Le campus sylvicole : sylvo-pastoralisme, gestion durable des forêts, et industrie du bois
Il vise à accompagner la conversion des monocultures d’épicéas malades, vers une gestion durable des forêts de feuillus plus adaptés au changement climatique. Celles-ci peuvent accueillir des animaux d’élevage (vaches rustiques, brebis chèvres) qui permettront une diversification de la production de lait, tout en améliorant l’entretien des parcelles forestières exploitées. Le réseau ferré pourrait devenir l’armature du nouveau campus de l’industrie du bois fabriquant des matériaux de construction locaux.
Le parkway rural : renaturation des rivières et logistique de proximité
Il sert à repenser les voies de circulation principales, dans les vallées, comme des corridors paysagers capables d’accueillir et favoriser la diversification des flux humains, mais aussi les migrations animales et les inondations des rivières qui sont et seront plus fréquentes. Dans l’hypothèse d’une réduction du cheptel bovin, les fermes qui les jalonnent peuvent devenir des lieux dédiés à la transformation des produits agricoles ou à la logistique alimentaire de proximité.

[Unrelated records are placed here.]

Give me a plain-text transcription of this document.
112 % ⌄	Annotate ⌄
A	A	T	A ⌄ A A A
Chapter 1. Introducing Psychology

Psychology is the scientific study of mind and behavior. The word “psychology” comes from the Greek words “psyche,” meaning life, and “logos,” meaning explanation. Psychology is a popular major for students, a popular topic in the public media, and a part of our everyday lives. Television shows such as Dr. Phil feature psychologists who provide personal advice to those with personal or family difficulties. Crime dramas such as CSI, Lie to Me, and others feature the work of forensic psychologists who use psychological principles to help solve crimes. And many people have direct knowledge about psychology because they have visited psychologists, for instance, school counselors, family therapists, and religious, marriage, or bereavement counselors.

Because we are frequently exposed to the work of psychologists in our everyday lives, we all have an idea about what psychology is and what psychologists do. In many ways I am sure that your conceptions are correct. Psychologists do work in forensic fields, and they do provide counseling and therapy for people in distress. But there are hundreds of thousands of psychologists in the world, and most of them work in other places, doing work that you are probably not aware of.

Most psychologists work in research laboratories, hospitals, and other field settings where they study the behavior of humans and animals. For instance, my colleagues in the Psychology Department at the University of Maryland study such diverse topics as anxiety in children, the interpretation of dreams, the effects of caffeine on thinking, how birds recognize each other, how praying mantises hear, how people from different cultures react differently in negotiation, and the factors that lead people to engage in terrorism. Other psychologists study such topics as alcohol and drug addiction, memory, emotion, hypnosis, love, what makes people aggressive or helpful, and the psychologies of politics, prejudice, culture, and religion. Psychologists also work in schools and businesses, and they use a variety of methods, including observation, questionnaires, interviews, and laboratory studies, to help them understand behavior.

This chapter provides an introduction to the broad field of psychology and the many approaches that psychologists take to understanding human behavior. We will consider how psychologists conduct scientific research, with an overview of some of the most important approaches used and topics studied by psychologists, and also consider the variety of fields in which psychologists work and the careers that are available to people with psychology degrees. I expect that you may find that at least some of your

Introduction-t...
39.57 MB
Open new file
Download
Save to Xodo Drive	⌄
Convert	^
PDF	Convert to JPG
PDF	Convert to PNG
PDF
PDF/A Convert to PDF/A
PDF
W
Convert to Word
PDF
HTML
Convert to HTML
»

Les cités-jardins agraires : agriculture péri-urbaine
Enfin, cet archétype concerne la transformation des sols urbains peu denses, notamment ceux des zones pavillonnaires et d’activités qui sont majoritaires dans le territoire. Aujourd’hui fortement imperméabilisés et stérilisés, les nombreux espaces ouverts de ces territoires peuvent accueillir à nouveau des plantations d’arbres, de jardins potagers et des espaces humides, pour restaurer les lisières et les seuils qui permettent les relations entre l’habitat humain et celui des autres espèces non-humaines. Les anciens lieux dédiés à la logistique internationale pourront quant à eux servir aux nouvelles industries agroécologiques du territoire.